The Alert Cleanup Discipline
Alerts accumulate. The cleanup that prevents alert sprawl.
Why alerts accumulate
Each new feature ships with a few alerts and nobody removes the old ones. After 2 years a team owns 200 alerts and uses 30; the cost is paid by on-call because noisy alerts mask real ones, train responders to ignore pages, and burn out rotations. Cleanup is not optional because without scheduled pruning, alert sprawl is mathematically guaranteed.
- Per-feature alert addition. Each new feature adds alerts; nobody removes the old ones.
- 200 alerts, 30 useful. After 2 years; the dilution kills signal-to-noise.
- Cost paid by on-call. Noise masks real alerts, trains responders to ignore, burns rotations out.
- Sprawl is mathematically guaranteed. Without scheduled pruning, the catalog only grows.
The quarterly cleanup
Every quarter each team reviews all alerts they own. Decision per alert: keep, retune, retire; retire any alert that fired zero times last quarter and is not a safety net; retire any alert that fired but had no action taken; block the cleanup ritual on the on-call calendar because if it is not scheduled, it does not happen.
- Quarterly cadence. Each team reviews all alerts they own; the recurring discipline.
- Three decisions. Keep, retune, retire; per-alert verdict.
- Zero-fire retirement. Fired zero in 90 days and not a safety net: retire.
- Calendar block. If not scheduled, it does not happen; the discipline lives in the calendar.
Metrics that drive the cleanup
Three metrics drive cleanup decisions. Per-alert fire count last 90 days; per-alert action-taken rate (was an incident opened?); per-alert noise score (fires per resolution). A noise score above 5 (5 fires per real incident) is a candidate for retirement or major retuning; surface the metrics in a dashboard the team sees weekly so cleanup becomes default behaviour.
- Fire count last 90 days. The basic activity metric.
- Action-taken rate. Was an incident opened; the value indicator.
- Noise score > 5. 5 fires per real incident; retirement or retuning candidate.

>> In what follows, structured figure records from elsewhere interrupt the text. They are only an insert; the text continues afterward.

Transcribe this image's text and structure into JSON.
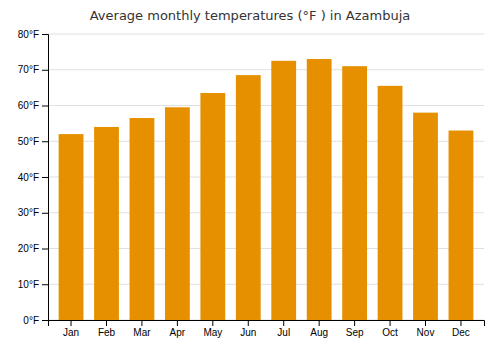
{
  "chart_data": {
    "type": "bar",
    "title": "Average monthly temperatures (°F ) in Azambuja",
    "categories": [
      "Jan",
      "Feb",
      "Mar",
      "Apr",
      "May",
      "Jun",
      "Jul",
      "Aug",
      "Sep",
      "Oct",
      "Nov",
      "Dec"
    ],
    "values": [
      52,
      54,
      56.5,
      59.5,
      63.5,
      68.5,
      72.5,
      73,
      71,
      65.5,
      58,
      53
    ],
    "color": "#E69000",
    "ylim": [
      0,
      80
    ],
    "yticks": [
      {
        "value": 0,
        "label": "0°F"
      },
      {
        "value": 10,
        "label": "10°F"
      },
      {
        "value": 20,
        "label": "20°F"
      },
      {
        "value": 30,
        "label": "30°F"
      },
      {
        "value": 40,
        "label": "40°F"
      },
      {
        "value": 50,
        "label": "50°F"
      },
      {
        "value": 60,
        "label": "60°F"
      },
      {
        "value": 70,
        "label": "70°F"
      },
      {
        "value": 80,
        "label": "80°F"
      }
    ],
    "grid": true
  }
}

- Weekly dashboard surface. Cleanup becomes default behaviour, not special event.
The political problem
Engineers are nervous about retiring alerts they wrote. “What if it catches something next quarter?” The counter: every alert has a cost paid in pages, and an alert that catches one issue per year but pages 100 times is a net loss. Make retirement reversible by moving the alert config to a retired/ folder in git rather than deleting it.
- Engineer nervousness. “What if it catches something?” the recurring concern.
- Cost in pages. 100 pages for one issue per year is a net loss; the math is clear.
- Reversible retirement. Move to
retired/folder in git; not deleted, recoverable. - Per-retirement audit. The retirement record persists; supports later restoration if needed.
How to start cleanup this quarter
The starter ramp is concrete. Pull a report of all alerts with zero fires in 90 days and retire all of them (usually cuts 30% of the catalog); then look at the top 10 noisiest alerts and retune or retire each; repeat next quarter because steady-state alert count should be flat or decreasing.
- Zero-fire 90-day retirement. Cuts 30% of the catalog in one pass; the easy first win.
- Top 10 noisiest. Retune or retire each; the highest-noise tail.
- Quarterly repeat. Steady-state should be flat or decreasing; growth means sprawl.
- Per-quarter delta tracked. Documented retirement count; supports continued investment.